Hi everyone
I woke up this morning feeling almost human for the first time in I cant remember how long! Sorted through all the washing, myself, and got two loads in, on, and out to dry. I know this'll sound like nothing to you all, but I hate every second that I have to watch my poor mum, or someone else do these things for me.
So i felt a great sense of achievement. SO good, that i walked... yes WALKED... all the way ( a good 10-15 minute walk) to the swings with Izzy. She LOVED it SO much. which made me feel ultra guilty and tearful that I can't do it with her more often.... She laughed and giggled and smiled the whole time. Then we walked back slowly, with her getting very confused with her emotions, part the way she screamed as I had put her in her buggy, then she smiled alot, then she clapped for a bit and fell asleep!
Tea time, I made and cooked us some home made chicken burgers. I really enjoyed being able to actually cook too. She ate half of one and chucked everything else over the edge, whilst staring me straight in the eyes... ... needless to say i was a bit peeved with her! Dh has been working again, this weekend. We did talk a few times though, so didn't feel as lonely as I usually do.

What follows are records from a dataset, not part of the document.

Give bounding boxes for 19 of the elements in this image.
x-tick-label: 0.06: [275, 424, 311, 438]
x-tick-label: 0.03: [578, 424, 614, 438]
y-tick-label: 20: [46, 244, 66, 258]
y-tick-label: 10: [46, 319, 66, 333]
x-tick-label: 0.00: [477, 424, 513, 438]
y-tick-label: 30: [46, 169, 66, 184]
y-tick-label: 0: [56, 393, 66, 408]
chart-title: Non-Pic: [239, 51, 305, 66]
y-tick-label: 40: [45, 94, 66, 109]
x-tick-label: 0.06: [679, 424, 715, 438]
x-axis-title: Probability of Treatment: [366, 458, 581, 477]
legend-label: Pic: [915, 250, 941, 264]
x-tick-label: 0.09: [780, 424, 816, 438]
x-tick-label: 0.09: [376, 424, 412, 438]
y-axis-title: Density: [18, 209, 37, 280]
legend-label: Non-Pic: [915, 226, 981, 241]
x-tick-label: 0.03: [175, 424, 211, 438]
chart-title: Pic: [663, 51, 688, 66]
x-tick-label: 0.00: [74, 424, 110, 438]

I cleaned the whole kitchen, washed up and have put izzys nappies in to wash and dry. I've TOTALLY overdone it, and am suffering now, but still feel great that Ive done so much today. Just taken some morphine and am not moving an inch until it starts to work. even sitting typing is hurting me now. shit.
Oh well, a good day all until now.
I also have a DH who tells me, at times, that he goes back to work and enjoys the peace, and being able to sleep all night... and he's only here for 2-3 days a week!!! Silly selfish arse. Makes me fume I can tell you!